When we talk about impersonation inside ASP.NET we are talking about taking the OS thread and switching the identity to some new set of security credentials. The most common one is "Client Impersonation" in which the <identity impersonate=”true”/> tag in the Web.config is set and behind the scene when the worker process starts up ASP.NET 2.0 runtimes calls the “Set Thread Token” API which takes the impersonation token stored in the extension control block and now swaps it on top of the OS thread. Now the OS thread will now be running under the identity of calling user.
The other option is “Application impersonation” in which the “Logon User API” is called and takes the username and password as specified in the <identity impersonate=”true” user=”someuser” password=”somepassword”/> tag of our web.config. Now the OS thread will run under these credentials within the APS.Net 2.0 Application. With Application Impersonation this allows you run multiple applications in an single Application pool under the same executable but you want each application to use different identities when making resource calls.
In both of these instances the OS thread identity has been changed.
So far our ASP.NET 2.0 application knows about OS thread and the impersonation token from IIS, however, we cannot forget about the ASP.NET user principal which is derived from the HttpContext.User or Thread.Current Principal. In most cases the ASP.NET user principal and OS threat are not the same identity, thus we can have three different identities inside your ASP.NET 2.0 Applications.
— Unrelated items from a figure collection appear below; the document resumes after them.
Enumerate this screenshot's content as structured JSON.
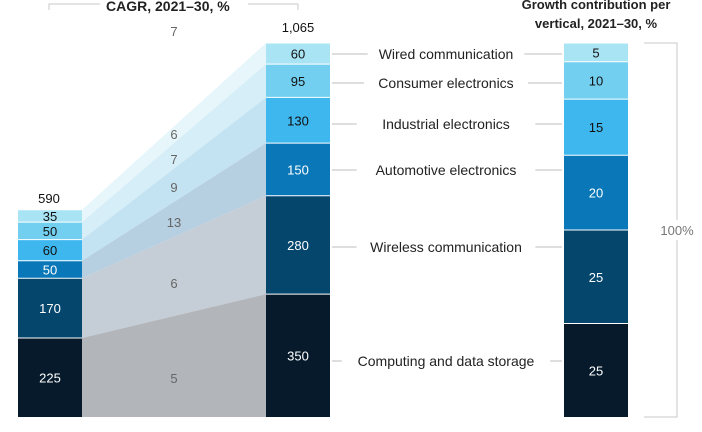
{
  "chart_data": {
    "type": "stacked-bar",
    "title": "CAGR, 2021–30, %",
    "right_title_line1": "Growth contribution per",
    "right_title_line2": "vertical, 2021–30, %",
    "right_total_label": "100%",
    "bar_2021_total": "590",
    "bar_2030_total": "1,065",
    "series": [
      {
        "name": "Computing and data storage",
        "v2021": 225,
        "v2030": 350,
        "cagr": 5,
        "contribution": 25,
        "color": "#061a2b",
        "flow_color": "#b2b5b9"
      },
      {
        "name": "Wireless communication",
        "v2021": 170,
        "v2030": 280,
        "cagr": 6,
        "contribution": 25,
        "color": "#05466d",
        "flow_color": "#c5cdd6"
      },
      {
        "name": "Automotive electronics",
        "v2021": 50,
        "v2030": 150,
        "cagr": 13,
        "contribution": 20,
        "color": "#0a78b8",
        "flow_color": "#b6cfe1"
      },
      {
        "name": "Industrial electronics",
        "v2021": 60,
        "v2030": 130,
        "cagr": 9,
        "contribution": 15,
        "color": "#3eb7ef",
        "flow_color": "#c4e3f2"
      },
      {
        "name": "Consumer electronics",
        "v2021": 50,
        "v2030": 95,
        "cagr": 7,
        "contribution": 10,
        "color": "#73cff0",
        "flow_color": "#d6eef8"
      },
      {
        "name": "Wired communication",
        "v2021": 35,
        "v2030": 60,
        "cagr": 6,
        "contribution": 5,
        "color": "#a9e4f5",
        "flow_color": "#e6f6fb"
      }
    ],
    "top_cagr": "7"
  }
}
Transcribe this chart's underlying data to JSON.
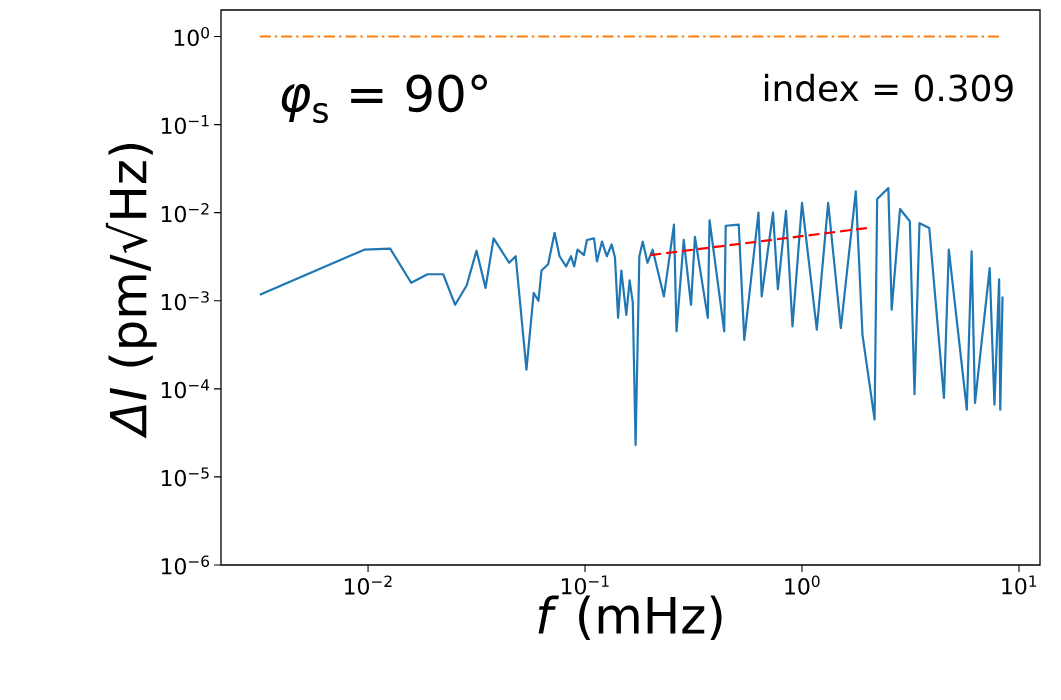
{
  "chart_data": {
    "type": "line",
    "xlabel": "*f* (mHz)",
    "ylabel": "*ΔI* (pm/√Hz)",
    "log": "xy",
    "annotations": [
      "*φ*$_{s}$ = 90°",
      "index = 0.309"
    ],
    "xlim": [
      0.0021,
      12.5
    ],
    "ylim": [
      1e-06,
      2
    ],
    "xticks": [
      {
        "value": 0.01,
        "label": "10$^{−2}$"
      },
      {
        "value": 0.1,
        "label": "10$^{−1}$"
      },
      {
        "value": 1,
        "label": "10$^{0}$"
      },
      {
        "value": 10,
        "label": "10$^{1}$"
      }
    ],
    "yticks": [
      {
        "value": 1e-06,
        "label": "10$^{−6}$"
      },
      {
        "value": 1e-05,
        "label": "10$^{−5}$"
      },
      {
        "value": 0.0001,
        "label": "10$^{−4}$"
      },
      {
        "value": 0.001,
        "label": "10$^{−3}$"
      },
      {
        "value": 0.01,
        "label": "10$^{−2}$"
      },
      {
        "value": 0.1,
        "label": "10$^{−1}$"
      },
      {
        "value": 1,
        "label": "10$^{0}$"
      }
    ],
    "series": [
      {
        "color": "#1f77b4",
        "line_style": "solid",
        "x": [
          0.00317,
          0.0096,
          0.01265,
          0.0158,
          0.0188,
          0.0222,
          0.0252,
          0.0285,
          0.0316,
          0.0348,
          0.0379,
          0.0447,
          0.0479,
          0.0537,
          0.058,
          0.061,
          0.063,
          0.0676,
          0.0724,
          0.0763,
          0.0818,
          0.0862,
          0.0891,
          0.0923,
          0.0989,
          0.102,
          0.11,
          0.1135,
          0.1197,
          0.126,
          0.1327,
          0.1374,
          0.142,
          0.147,
          0.155,
          0.1605,
          0.166,
          0.171,
          0.178,
          0.1845,
          0.194,
          0.205,
          0.231,
          0.257,
          0.264,
          0.285,
          0.308,
          0.321,
          0.368,
          0.375,
          0.438,
          0.445,
          0.511,
          0.542,
          0.63,
          0.652,
          0.735,
          0.774,
          0.844,
          0.904,
          1.0,
          1.17,
          1.32,
          1.51,
          1.77,
          1.9,
          2.16,
          2.22,
          2.5,
          2.59,
          2.83,
          3.14,
          3.3,
          3.48,
          3.86,
          4.51,
          4.75,
          5.75,
          6.05,
          6.27,
          7.33,
          7.71,
          8.1,
          8.2,
          8.4
        ],
        "values": [
          0.00117,
          0.0038,
          0.0039,
          0.0016,
          0.002,
          0.002,
          0.0009,
          0.0015,
          0.0037,
          0.0014,
          0.0051,
          0.0027,
          0.0032,
          0.000165,
          0.00123,
          0.001,
          0.0022,
          0.0026,
          0.0059,
          0.0032,
          0.00245,
          0.0032,
          0.00245,
          0.0038,
          0.0033,
          0.0049,
          0.0051,
          0.0028,
          0.0047,
          0.0032,
          0.00435,
          0.0031,
          0.00064,
          0.0022,
          0.00069,
          0.0017,
          0.00095,
          2.3e-05,
          0.0032,
          0.0047,
          0.0027,
          0.0038,
          0.00112,
          0.0073,
          0.00045,
          0.0049,
          0.0009,
          0.0053,
          0.00064,
          0.0082,
          0.00045,
          0.0071,
          0.0073,
          0.00036,
          0.01,
          0.00112,
          0.01,
          0.00135,
          0.0105,
          0.00051,
          0.0129,
          0.00047,
          0.0129,
          0.00049,
          0.0175,
          0.00041,
          4.5e-05,
          0.0143,
          0.019,
          0.00079,
          0.011,
          0.008,
          8.7e-05,
          0.0076,
          0.0067,
          7.9e-05,
          0.0038,
          5.8e-05,
          0.00365,
          6.9e-05,
          0.00235,
          6.6e-05,
          0.00175,
          5.8e-05,
          0.00112
        ]
      },
      {
        "color": "#ff7f0e",
        "line_style": "dashdot",
        "x": [
          0.00317,
          8.4
        ],
        "values": [
          1,
          1
        ]
      },
      {
        "color": "#ff0000",
        "line_style": "dashed",
        "x": [
          0.2,
          2.0
        ],
        "values": [
          0.0033,
          0.0067
        ]
      }
    ]
  }
}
In a big nut shell this is how the identity as specified under the Application pool “Identity tab” can be used to make integrated security calls under a single context or how this identity be swapped out with “Client” or “Application” impersonation depending upon our applications requirements.
In part two of this blog I will talk more about the ASP.NET user principal inside ASP.NET 2.0 and what we can do with this information.